I can’t believe it’s been over a week already since I’ve blogged, though honestly, I’d take it a lot more seriously to have 50 people a day coming here if 30 of them weren’t looking for ‘pee pictures’ and what not, or if anybody actually stayed longer than 30 seconds. (If you’re a real live regular who comes here to see what I’ve got to say, please do sign the guestbook or vote for baths vs. showers or something.)
It’s almost midnight here, so just in case I don’t get time to write about some of the things that are on my mind, I’m going to start with a long list of Linky-Doodles™:
- Dennis Miller used to be so cool – what happened?
- Spot the Fake Smiles – I got 17 out of 20, and I’m a schlemiel, a schlimazel, I’m tryin’ to say I’m a real schmuck – oh, wait, that’s right, I don’t know yiddish… I’m just a patsy. (Via The Presurfer)
- Einstein’s Theory in Words of Four Letters or Less (Via Reality Carnival)
- Did Edison really Invent the Lightbulb?
- Does this parrot really talk? (On a related note, the rumors that Churchill’s 104 year old pet parrot was still suggesting we ‘f**k the Nazis’ has since been discredited).
- Confessions of a Car Salesman.
- I’ve got a bunch of personnel stuff I’m behind on at work, and I think I really need to reread this article on How to Manage Smart People.
- One of my heroes from a long ways back is a man named Win Wenger who wrote a book on increasing your intelligence that I read back in 1980 when I was a college freshman at Iowa State. Here’s some music he’s improvised directly to tape as a creativity exercise, and I haven’t decided yet if there’s any point to it.
- Here’s an inventor who’s Imagination Engines create new inventions for him.
- Turns out there was this guy, Raymond Loewy (1929-1986) who was an incredibly influential industrial designer – cars, logos, furniture, appliances, Lucky Strikes cigarette package, Airforce One’s paint job, etc. Here’s his sketch for the Exxon logo.
OK, I promised myself that I wouldn’t blog about Janet Jackson’s half-time indiscretion, because frankly, I’m waiting for her to go full-time, but these two parodies that are going around are pretty hard to pass up – Face on Mars… Coincidence? and Amateur Gourmet’s Cupcakes.
Here’s the actual transcript of Dubya’s Meet the Press interview that everyone’s reading.
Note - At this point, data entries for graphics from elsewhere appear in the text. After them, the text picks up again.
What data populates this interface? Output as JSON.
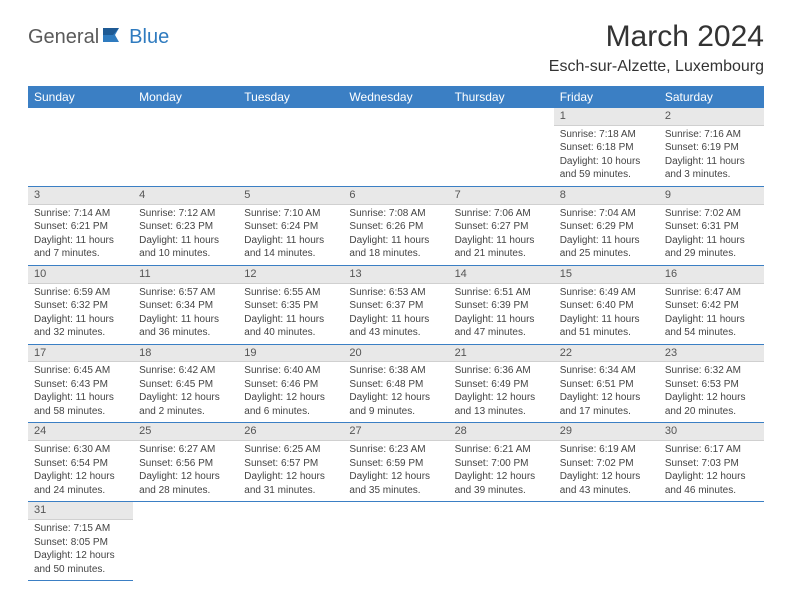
{
  "logo": {
    "part1": "General",
    "part2": "Blue"
  },
  "title": "March 2024",
  "location": "Esch-sur-Alzette, Luxembourg",
  "colors": {
    "header_bg": "#3b7fc4",
    "header_fg": "#ffffff",
    "daynum_bg": "#e8e8e8",
    "border": "#3b7fc4",
    "logo_gray": "#5a5a5a",
    "logo_blue": "#2f7bbf"
  },
  "weekdays": [
    "Sunday",
    "Monday",
    "Tuesday",
    "Wednesday",
    "Thursday",
    "Friday",
    "Saturday"
  ],
  "weeks": [
    [
      null,
      null,
      null,
      null,
      null,
      {
        "n": "1",
        "sr": "Sunrise: 7:18 AM",
        "ss": "Sunset: 6:18 PM",
        "dl": "Daylight: 10 hours and 59 minutes."
      },
      {
        "n": "2",
        "sr": "Sunrise: 7:16 AM",
        "ss": "Sunset: 6:19 PM",
        "dl": "Daylight: 11 hours and 3 minutes."
      }
    ],
    [
      {
        "n": "3",
        "sr": "Sunrise: 7:14 AM",
        "ss": "Sunset: 6:21 PM",
        "dl": "Daylight: 11 hours and 7 minutes."
      },
      {
        "n": "4",
        "sr": "Sunrise: 7:12 AM",
        "ss": "Sunset: 6:23 PM",
        "dl": "Daylight: 11 hours and 10 minutes."
      },
      {
        "n": "5",
        "sr": "Sunrise: 7:10 AM",
        "ss": "Sunset: 6:24 PM",
        "dl": "Daylight: 11 hours and 14 minutes."
      },
      {
        "n": "6",
        "sr": "Sunrise: 7:08 AM",
        "ss": "Sunset: 6:26 PM",
        "dl": "Daylight: 11 hours and 18 minutes."
      },
      {
        "n": "7",
        "sr": "Sunrise: 7:06 AM",
        "ss": "Sunset: 6:27 PM",
        "dl": "Daylight: 11 hours and 21 minutes."
      },
      {
        "n": "8",
        "sr": "Sunrise: 7:04 AM",
        "ss": "Sunset: 6:29 PM",
        "dl": "Daylight: 11 hours and 25 minutes."
      },
      {
        "n": "9",
        "sr": "Sunrise: 7:02 AM",
        "ss": "Sunset: 6:31 PM",
        "dl": "Daylight: 11 hours and 29 minutes."
      }
    ],
    [
      {
        "n": "10",
        "sr": "Sunrise: 6:59 AM",
        "ss": "Sunset: 6:32 PM",
        "dl": "Daylight: 11 hours and 32 minutes."
      },
      {
        "n": "11",
        "sr": "Sunrise: 6:57 AM",
        "ss": "Sunset: 6:34 PM",
        "dl": "Daylight: 11 hours and 36 minutes."
      },
      {
        "n": "12",
        "sr": "Sunrise: 6:55 AM",
        "ss": "Sunset: 6:35 PM",
        "dl": "Daylight: 11 hours and 40 minutes."
      },
      {
        "n": "13",
        "sr": "Sunrise: 6:53 AM",
        "ss": "Sunset: 6:37 PM",
        "dl": "Daylight: 11 hours and 43 minutes."
      },
      {
        "n": "14",
        "sr": "Sunrise: 6:51 AM",
        "ss": "Sunset: 6:39 PM",
        "dl": "Daylight: 11 hours and 47 minutes."
      },
      {
        "n": "15",
        "sr": "Sunrise: 6:49 AM",
        "ss": "Sunset: 6:40 PM",
        "dl": "Daylight: 11 hours and 51 minutes."
      },
      {
        "n": "16",
        "sr": "Sunrise: 6:47 AM",
        "ss": "Sunset: 6:42 PM",
        "dl": "Daylight: 11 hours and 54 minutes."
      }
    ],
    [
      {
        "n": "17",
        "sr": "Sunrise: 6:45 AM",
        "ss": "Sunset: 6:43 PM",
        "dl": "Daylight: 11 hours and 58 minutes."
      },
      {
        "n": "18",
        "sr": "Sunrise: 6:42 AM",
        "ss": "Sunset: 6:45 PM",
        "dl": "Daylight: 12 hours and 2 minutes."
      },
      {
        "n": "19",
        "sr": "Sunrise: 6:40 AM",
        "ss": "Sunset: 6:46 PM",
        "dl": "Daylight: 12 hours and 6 minutes."
      },
      {
        "n": "20",
        "sr": "Sunrise: 6:38 AM",
        "ss": "Sunset: 6:48 PM",
        "dl": "Daylight: 12 hours and 9 minutes."
      },
      {
        "n": "21",
        "sr": "Sunrise: 6:36 AM",
        "ss": "Sunset: 6:49 PM",
        "dl": "Daylight: 12 hours and 13 minutes."
      },
      {
        "n": "22",
        "sr": "Sunrise: 6:34 AM",
        "ss": "Sunset: 6:51 PM",
        "dl": "Daylight: 12 hours and 17 minutes."
      },
      {
        "n": "23",
        "sr": "Sunrise: 6:32 AM",
        "ss": "Sunset: 6:53 PM",
        "dl": "Daylight: 12 hours and 20 minutes."
      }
    ],
    [
      {
        "n": "24",
        "sr": "Sunrise: 6:30 AM",
        "ss": "Sunset: 6:54 PM",
        "dl": "Daylight: 12 hours and 24 minutes."
      },
      {
        "n": "25",
        "sr": "Sunrise: 6:27 AM",
        "ss": "Sunset: 6:56 PM",
        "dl": "Daylight: 12 hours and 28 minutes."
      },
      {
        "n": "26",
        "sr": "Sunrise: 6:25 AM",
        "ss": "Sunset: 6:57 PM",
        "dl": "Daylight: 12 hours and 31 minutes."
      },
      {
        "n": "27",
        "sr": "Sunrise: 6:23 AM",
        "ss": "Sunset: 6:59 PM",
        "dl": "Daylight: 12 hours and 35 minutes."
      },
      {
        "n": "28",
        "sr": "Sunrise: 6:21 AM",
        "ss": "Sunset: 7:00 PM",
        "dl": "Daylight: 12 hours and 39 minutes."
      },
      {
        "n": "29",
        "sr": "Sunrise: 6:19 AM",
        "ss": "Sunset: 7:02 PM",
        "dl": "Daylight: 12 hours and 43 minutes."
      },
      {
        "n": "30",
        "sr": "Sunrise: 6:17 AM",
        "ss": "Sunset: 7:03 PM",
        "dl": "Daylight: 12 hours and 46 minutes."
      }
    ],
    [
      {
        "n": "31",
        "sr": "Sunrise: 7:15 AM",
        "ss": "Sunset: 8:05 PM",
        "dl": "Daylight: 12 hours and 50 minutes."
      },
      null,
      null,
      null,
      null,
      null,
      null
    ]
  ]
}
It took me about 15 or 20 minutes to read it, because Bush is basically, well, I was going to say ‘incoherent,’ but I’m going to pull out all the stops and call him ‘inchoate,’ which is a word I’d hoped I’d never have to use to describe a president, so let me explain, no wait, there’s not enough time, let me sum up:
Russert: So, you’re blowing smoke about inviting a special investigation into the lack of legitimate intelligence going into the war with Iraq?
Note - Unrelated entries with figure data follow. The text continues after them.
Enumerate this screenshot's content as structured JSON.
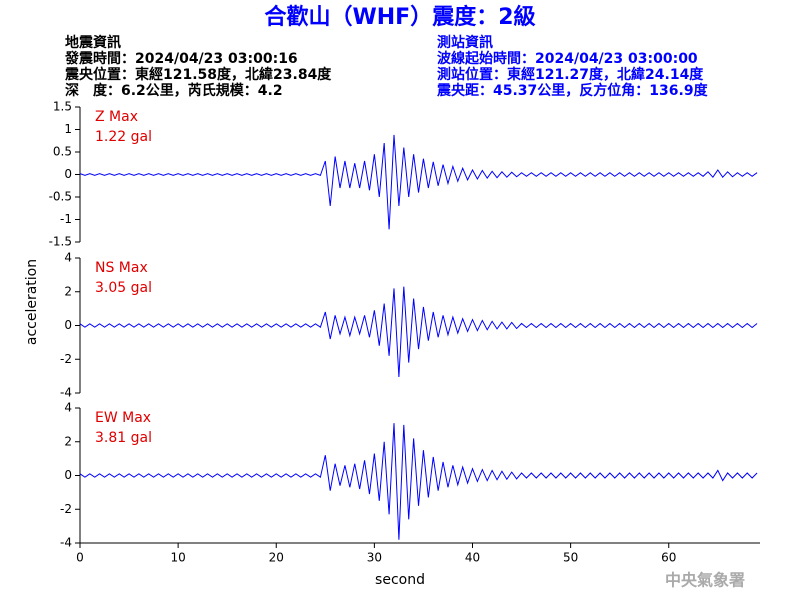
{
  "title": "合歡山（WHF）震度：2級",
  "info_left": [
    "地震資訊",
    "發震時間：2024/04/23 03:00:16",
    "震央位置：東經121.58度，北緯23.84度",
    "深　度：6.2公里，芮氏規模：4.2"
  ],
  "info_right": [
    "測站資訊",
    "波線起始時間：2024/04/23 03:00:00",
    "測站位置：東經121.27度，北緯24.14度",
    "震央距：45.37公里，反方位角：136.9度"
  ],
  "ylabel": "acceleration",
  "watermark": "中央氣象署",
  "chart_data": [
    {
      "type": "line",
      "title": "Z Max",
      "subtitle": "1.22 gal",
      "color": "#0000ff",
      "label_color": "#e00000",
      "xlim": [
        0,
        69.3
      ],
      "ylim": [
        -1.5,
        1.5
      ],
      "yticks": [
        1.5,
        1,
        0.5,
        0,
        -0.5,
        -1,
        -1.5
      ],
      "x": [
        0,
        0.5,
        1,
        1.5,
        2,
        2.5,
        3,
        3.5,
        4,
        4.5,
        5,
        5.5,
        6,
        6.5,
        7,
        7.5,
        8,
        8.5,
        9,
        9.5,
        10,
        10.5,
        11,
        11.5,
        12,
        12.5,
        13,
        13.5,
        14,
        14.5,
        15,
        15.5,
        16,
        16.5,
        17,
        17.5,
        18,
        18.5,
        19,
        19.5,
        20,
        20.5,
        21,
        21.5,
        22,
        22.5,
        23,
        23.5,
        24,
        24.5,
        25,
        25.5,
        26,
        26.5,
        27,
        27.5,
        28,
        28.5,
        29,
        29.5,
        30,
        30.5,
        31,
        31.5,
        32,
        32.5,
        33,
        33.5,
        34,
        34.5,
        35,
        35.5,
        36,
        36.5,
        37,
        37.5,
        38,
        38.5,
        39,
        39.5,
        40,
        40.5,
        41,
        41.5,
        42,
        42.5,
        43,
        43.5,
        44,
        44.5,
        45,
        45.5,
        46,
        46.5,
        47,
        47.5,
        48,
        48.5,
        49,
        49.5,
        50,
        50.5,
        51,
        51.5,
        52,
        52.5,
        53,
        53.5,
        54,
        54.5,
        55,
        55.5,
        56,
        56.5,
        57,
        57.5,
        58,
        58.5,
        59,
        59.5,
        60,
        60.5,
        61,
        61.5,
        62,
        62.5,
        63,
        63.5,
        64,
        64.5,
        65,
        65.5,
        66,
        66.5,
        67,
        67.5,
        68,
        68.5,
        69
      ],
      "values": [
        0.02,
        -0.02,
        0.02,
        -0.02,
        0.02,
        -0.02,
        0.02,
        -0.02,
        0.02,
        -0.02,
        0.02,
        -0.02,
        0.02,
        -0.02,
        0.02,
        -0.02,
        0.02,
        -0.02,
        0.02,
        -0.02,
        0.02,
        -0.02,
        0.02,
        -0.02,
        0.02,
        -0.02,
        0.02,
        -0.02,
        0.02,
        -0.02,
        0.02,
        -0.02,
        0.02,
        -0.02,
        0.02,
        -0.02,
        0.02,
        -0.02,
        0.02,
        -0.02,
        0.02,
        -0.02,
        0.02,
        -0.02,
        0.02,
        -0.02,
        0.02,
        -0.02,
        0.02,
        -0.02,
        0.3,
        -0.7,
        0.4,
        -0.3,
        0.3,
        -0.3,
        0.25,
        -0.3,
        0.3,
        -0.35,
        0.45,
        -0.5,
        0.7,
        -1.22,
        0.88,
        -0.7,
        0.6,
        -0.5,
        0.45,
        -0.4,
        0.35,
        -0.3,
        0.28,
        -0.25,
        0.22,
        -0.2,
        0.18,
        -0.15,
        0.14,
        -0.12,
        0.1,
        -0.1,
        0.09,
        -0.08,
        0.07,
        -0.07,
        0.06,
        -0.06,
        0.05,
        -0.05,
        0.04,
        -0.04,
        0.04,
        -0.04,
        0.04,
        -0.04,
        0.04,
        -0.04,
        0.04,
        -0.04,
        0.04,
        -0.04,
        0.04,
        -0.04,
        0.04,
        -0.04,
        0.04,
        -0.04,
        0.04,
        -0.04,
        0.04,
        -0.04,
        0.04,
        -0.04,
        0.04,
        -0.04,
        0.04,
        -0.04,
        0.04,
        -0.04,
        0.04,
        -0.04,
        0.04,
        -0.04,
        0.04,
        -0.04,
        0.04,
        -0.04,
        0.06,
        -0.06,
        0.1,
        -0.06,
        0.06,
        -0.05,
        0.04,
        -0.04,
        0.04,
        -0.04,
        0.04
      ]
    },
    {
      "type": "line",
      "title": "NS Max",
      "subtitle": "3.05 gal",
      "color": "#0000ff",
      "label_color": "#e00000",
      "xlim": [
        0,
        69.3
      ],
      "ylim": [
        -4,
        4
      ],
      "yticks": [
        4,
        2,
        0,
        -2,
        -4
      ],
      "x": [
        0,
        0.5,
        1,
        1.5,
        2,
        2.5,
        3,
        3.5,
        4,
        4.5,
        5,
        5.5,
        6,
        6.5,
        7,
        7.5,
        8,
        8.5,
        9,
        9.5,
        10,
        10.5,
        11,
        11.5,
        12,
        12.5,
        13,
        13.5,
        14,
        14.5,
        15,
        15.5,
        16,
        16.5,
        17,
        17.5,
        18,
        18.5,
        19,
        19.5,
        20,
        20.5,
        21,
        21.5,
        22,
        22.5,
        23,
        23.5,
        24,
        24.5,
        25,
        25.5,
        26,
        26.5,
        27,
        27.5,
        28,
        28.5,
        29,
        29.5,
        30,
        30.5,
        31,
        31.5,
        32,
        32.5,
        33,
        33.5,
        34,
        34.5,
        35,
        35.5,
        36,
        36.5,
        37,
        37.5,
        38,
        38.5,
        39,
        39.5,
        40,
        40.5,
        41,
        41.5,
        42,
        42.5,
        43,
        43.5,
        44,
        44.5,
        45,
        45.5,
        46,
        46.5,
        47,
        47.5,
        48,
        48.5,
        49,
        49.5,
        50,
        50.5,
        51,
        51.5,
        52,
        52.5,
        53,
        53.5,
        54,
        54.5,
        55,
        55.5,
        56,
        56.5,
        57,
        57.5,
        58,
        58.5,
        59,
        59.5,
        60,
        60.5,
        61,
        61.5,
        62,
        62.5,
        63,
        63.5,
        64,
        64.5,
        65,
        65.5,
        66,
        66.5,
        67,
        67.5,
        68,
        68.5,
        69
      ],
      "values": [
        0.1,
        -0.1,
        0.1,
        -0.1,
        0.1,
        -0.1,
        0.1,
        -0.1,
        0.1,
        -0.1,
        0.1,
        -0.1,
        0.1,
        -0.1,
        0.1,
        -0.1,
        0.1,
        -0.1,
        0.1,
        -0.1,
        0.1,
        -0.1,
        0.1,
        -0.1,
        0.1,
        -0.1,
        0.1,
        -0.1,
        0.1,
        -0.1,
        0.1,
        -0.1,
        0.1,
        -0.1,
        0.1,
        -0.1,
        0.1,
        -0.1,
        0.1,
        -0.1,
        0.1,
        -0.1,
        0.1,
        -0.1,
        0.1,
        -0.1,
        0.1,
        -0.1,
        0.1,
        -0.1,
        0.8,
        -0.8,
        0.6,
        -0.5,
        0.5,
        -0.6,
        0.5,
        -0.5,
        0.6,
        -0.7,
        0.9,
        -1.2,
        1.3,
        -1.8,
        2.2,
        -3.05,
        2.3,
        -2.2,
        1.6,
        -1.4,
        1.1,
        -0.9,
        0.8,
        -0.7,
        0.6,
        -0.55,
        0.5,
        -0.45,
        0.4,
        -0.35,
        0.35,
        -0.3,
        0.3,
        -0.25,
        0.25,
        -0.2,
        0.2,
        -0.2,
        0.18,
        -0.18,
        0.12,
        -0.12,
        0.12,
        -0.12,
        0.12,
        -0.12,
        0.12,
        -0.12,
        0.12,
        -0.12,
        0.12,
        -0.12,
        0.12,
        -0.12,
        0.12,
        -0.12,
        0.12,
        -0.12,
        0.12,
        -0.12,
        0.12,
        -0.12,
        0.12,
        -0.12,
        0.12,
        -0.12,
        0.12,
        -0.12,
        0.12,
        -0.12,
        0.12,
        -0.12,
        0.12,
        -0.12,
        0.12,
        -0.12,
        0.12,
        -0.12,
        0.12,
        -0.12,
        0.12,
        -0.12,
        0.12,
        -0.12,
        0.12,
        -0.12,
        0.12,
        -0.12,
        0.12
      ]
    },
    {
      "type": "line",
      "title": "EW Max",
      "subtitle": "3.81 gal",
      "color": "#0000ff",
      "label_color": "#e00000",
      "xlabel": "second",
      "xlim": [
        0,
        69.3
      ],
      "xticks": [
        0,
        10,
        20,
        30,
        40,
        50,
        60
      ],
      "ylim": [
        -4,
        4
      ],
      "yticks": [
        4,
        2,
        0,
        -2,
        -4
      ],
      "x": [
        0,
        0.5,
        1,
        1.5,
        2,
        2.5,
        3,
        3.5,
        4,
        4.5,
        5,
        5.5,
        6,
        6.5,
        7,
        7.5,
        8,
        8.5,
        9,
        9.5,
        10,
        10.5,
        11,
        11.5,
        12,
        12.5,
        13,
        13.5,
        14,
        14.5,
        15,
        15.5,
        16,
        16.5,
        17,
        17.5,
        18,
        18.5,
        19,
        19.5,
        20,
        20.5,
        21,
        21.5,
        22,
        22.5,
        23,
        23.5,
        24,
        24.5,
        25,
        25.5,
        26,
        26.5,
        27,
        27.5,
        28,
        28.5,
        29,
        29.5,
        30,
        30.5,
        31,
        31.5,
        32,
        32.5,
        33,
        33.5,
        34,
        34.5,
        35,
        35.5,
        36,
        36.5,
        37,
        37.5,
        38,
        38.5,
        39,
        39.5,
        40,
        40.5,
        41,
        41.5,
        42,
        42.5,
        43,
        43.5,
        44,
        44.5,
        45,
        45.5,
        46,
        46.5,
        47,
        47.5,
        48,
        48.5,
        49,
        49.5,
        50,
        50.5,
        51,
        51.5,
        52,
        52.5,
        53,
        53.5,
        54,
        54.5,
        55,
        55.5,
        56,
        56.5,
        57,
        57.5,
        58,
        58.5,
        59,
        59.5,
        60,
        60.5,
        61,
        61.5,
        62,
        62.5,
        63,
        63.5,
        64,
        64.5,
        65,
        65.5,
        66,
        66.5,
        67,
        67.5,
        68,
        68.5,
        69
      ],
      "values": [
        0.1,
        -0.1,
        0.1,
        -0.1,
        0.1,
        -0.1,
        0.1,
        -0.1,
        0.1,
        -0.1,
        0.1,
        -0.1,
        0.1,
        -0.1,
        0.1,
        -0.1,
        0.1,
        -0.1,
        0.1,
        -0.1,
        0.1,
        -0.1,
        0.1,
        -0.1,
        0.1,
        -0.1,
        0.1,
        -0.1,
        0.1,
        -0.1,
        0.1,
        -0.1,
        0.1,
        -0.1,
        0.1,
        -0.1,
        0.1,
        -0.1,
        0.1,
        -0.1,
        0.1,
        -0.1,
        0.1,
        -0.1,
        0.1,
        -0.1,
        0.1,
        -0.1,
        0.1,
        -0.1,
        1.2,
        -0.9,
        0.7,
        -0.6,
        0.6,
        -0.7,
        0.7,
        -0.8,
        0.9,
        -1.1,
        1.3,
        -1.5,
        2.0,
        -2.3,
        3.1,
        -3.81,
        3.0,
        -2.6,
        2.2,
        -1.8,
        1.5,
        -1.3,
        1.1,
        -0.9,
        0.8,
        -0.7,
        0.6,
        -0.55,
        0.5,
        -0.45,
        0.4,
        -0.35,
        0.35,
        -0.3,
        0.3,
        -0.25,
        0.25,
        -0.22,
        0.2,
        -0.2,
        0.15,
        -0.15,
        0.15,
        -0.15,
        0.15,
        -0.15,
        0.15,
        -0.15,
        0.15,
        -0.15,
        0.15,
        -0.15,
        0.15,
        -0.15,
        0.15,
        -0.15,
        0.15,
        -0.15,
        0.15,
        -0.15,
        0.15,
        -0.15,
        0.15,
        -0.15,
        0.15,
        -0.15,
        0.15,
        -0.15,
        0.15,
        -0.15,
        0.15,
        -0.15,
        0.15,
        -0.15,
        0.15,
        -0.15,
        0.15,
        -0.15,
        0.15,
        -0.15,
        0.3,
        -0.3,
        0.15,
        -0.15,
        0.15,
        -0.15,
        0.15,
        -0.15,
        0.15
      ]
    }
  ]
}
Dubya: That’s right. It turns out there was no threat, and there were no weapons, and I had no support from the international community or the UN, but let’s back up for a second – it was still the right thing to do.
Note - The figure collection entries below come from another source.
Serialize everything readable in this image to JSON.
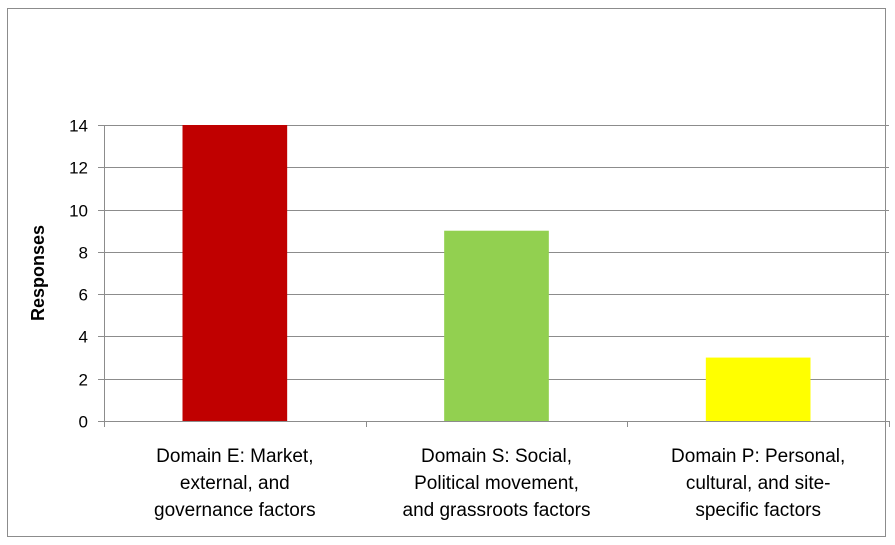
{
  "chart_data": {
    "type": "bar",
    "categories": [
      [
        "Domain E: Market,",
        "external, and",
        "governance factors"
      ],
      [
        "Domain S: Social,",
        "Political movement,",
        "and grassroots factors"
      ],
      [
        "Domain P: Personal,",
        "cultural, and site-",
        "specific factors"
      ]
    ],
    "values": [
      14,
      9,
      3
    ],
    "colors": [
      "#c00000",
      "#92d050",
      "#ffff00"
    ],
    "ylabel": "Responses",
    "xlabel": "",
    "title": "",
    "ylim": [
      0,
      14
    ],
    "yticks": [
      0,
      2,
      4,
      6,
      8,
      10,
      12,
      14
    ],
    "grid": true,
    "legend": "none"
  }
}
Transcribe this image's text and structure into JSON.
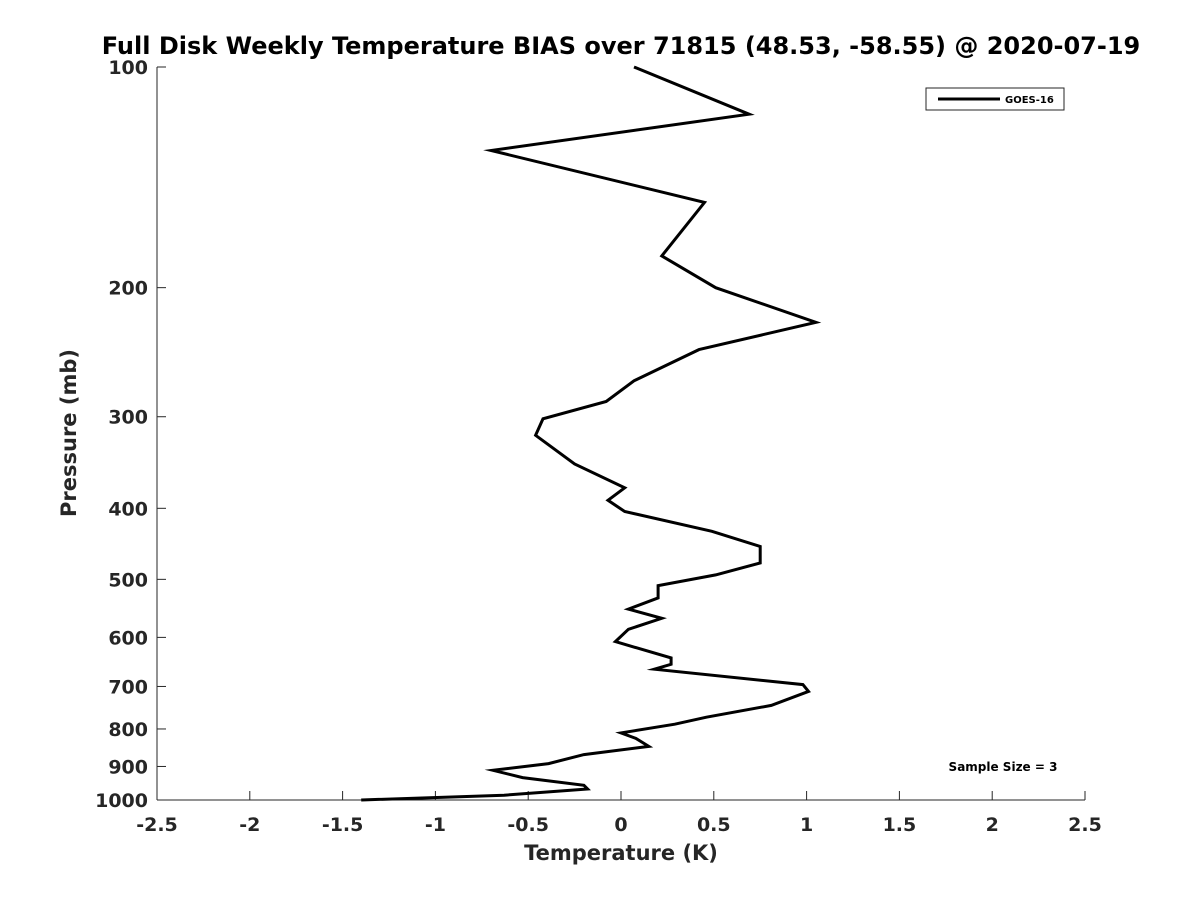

Russert: Senator Kerry is promoting the idea that you weren’t a very good National Guardsman, not showing up for duty, going AWOL, etc.
Dubya: Well, I’ve destroyed or hidden all the records, so “Bring it on!”
Russert: We can’t help but notice that the economy is in the toilet and you’ve singlehandedly turned a tidy $281 billion surplus into a $521 billion deficit. The debt has gone from 5.7 trillion, to $7 trillion – up 23 percent.
Dubya: Hey, you can’t pin that on me – I was only in office 3, maybe 4 months when all that stuff started to happen, so it’s Bill’s fault. And that deficit is how us patriots fight evil the American way, so suck it up.
Russert: So no more tax cuts until we balance the budget?
Dubya: What? Are you crazy? Read my lips.